St Francis Q&A

Tuesday, July 10, 2007

"Lord, have mercy on me, a sinner"

‘Sinner’ wrote, “Please don't laugh at this question. How do you get over the fact that you are a sinner? I haven't thought of myself as one until recently and its a yucky feeling.” None of us will fully “get over” the fact that we are sinners in this life. Yes, it’s a yucky feeling, but there is also something beautiful at work whenever we realize that we are sinners. Christ points this out in different ways in the Gospels, most especially when he lauds the man who says, “Lord, have mercy on me, a sinner” (Lk 18:13).

How can it be good or beautiful to point out a bad reality? Because it is the truth. The reality, now matter how ugly it is – and sin can be very ugly – is that we are sinners. Many people try to deny and run away from this reality. We justify our sinful behavior and attitudes regularly; “I hate him because he has been a jerk to me”. We easily make excuses for our vices; “I got drunk the other night because of all the stress at work”. As the Catechism points out (# 387), we like to use other words as substitutes for our sins: “mistakes”, “flaws”, “weaknesses”.

While it is indeed hard to acknowledge that we have sinned and that we are sinners, it is also very liberating. Again, it is the truth; anytime we can see the truth and acknowledge it, it is a step toward freedom. “The truth will set you free” (Jn 8:32). It wasn’t until I realized and admitted the truth is that I am a great sinner that I entered into true freedom. It wasn’t until I saw how selfish I can be that I began to live for others. It wasn’t until I admitted my pride and stubbornness that I began to grow in humility. It wasn’t until I acknowledged my slavery to sin that I could live in freedom. As a great sinner, I am far from perfection, but am on the path to perfection.

We live in a world that doesn’t commonly use words like ‘sin’, ‘evil’, or ‘vice’. Our world doesn’t want to acknowledge that we are sinners, probably because it’s a world that doesn’t want to have that ‘yucky feeling’. So, instead of owning up to the truth, the world distorts the truth so that we will ‘feel better’ about who we are and what we’ve done. The problem is that by avoiding the ‘yucky feeling’, we can get into other (and more serious) sins. How many teens are aborting their babies at this very moment because they committed the sin of fornication? Instead of owning up to their sin, they cover it up by committing an ever greater sin. “Two wrongs don’t make a right”.

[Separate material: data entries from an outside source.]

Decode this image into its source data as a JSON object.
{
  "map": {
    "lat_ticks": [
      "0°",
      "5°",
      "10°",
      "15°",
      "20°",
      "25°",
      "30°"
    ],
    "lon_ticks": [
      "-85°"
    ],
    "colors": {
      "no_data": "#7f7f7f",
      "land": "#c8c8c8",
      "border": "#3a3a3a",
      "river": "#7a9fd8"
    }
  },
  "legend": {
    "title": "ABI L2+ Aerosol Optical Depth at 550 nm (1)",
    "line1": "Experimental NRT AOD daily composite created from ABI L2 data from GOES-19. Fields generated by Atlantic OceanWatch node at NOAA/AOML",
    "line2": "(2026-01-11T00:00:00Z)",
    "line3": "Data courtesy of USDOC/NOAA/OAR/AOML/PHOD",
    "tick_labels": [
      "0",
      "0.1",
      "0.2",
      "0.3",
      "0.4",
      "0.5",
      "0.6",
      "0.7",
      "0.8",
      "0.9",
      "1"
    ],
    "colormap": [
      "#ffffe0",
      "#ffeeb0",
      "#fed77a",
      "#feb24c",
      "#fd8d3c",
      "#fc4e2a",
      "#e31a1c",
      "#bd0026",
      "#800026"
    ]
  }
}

How many marital and familial problems are results of spouses or family members not admitting that they have sinned? How many divorces have occurred because of the pride of spouses? How many families have been divided because of unforgiveness, anger, or grudges? If humility made its residence in each of our homes, we would live in a different world, a world that would much more closely resemble Heaven. Heaven is home to the humble, not the proud: “For everyone who exalts himself will be humbled, and the one who humbles himself will be exalted” (Lk 18:13).

It is hard and yucky to admit time and again that we have sinned and that we are sinners. But, it is extremely freeing. Admitting to myself, God, and others that I am a sinner frees me from all of the justifications and excuses which my pride has chained me with for so long. If this makes me an easy target for people to attack me, so be it. When I have sinned, they are right to attack me, and may God have mercy on me. When I haven’t sinned, they are wrong to attack me, and may God have mercy on them. Christ is the most humble of all because he never sinned and was ferociously attacked. “He who knew no sin was made sin for us” (see 2 Cor 2:21).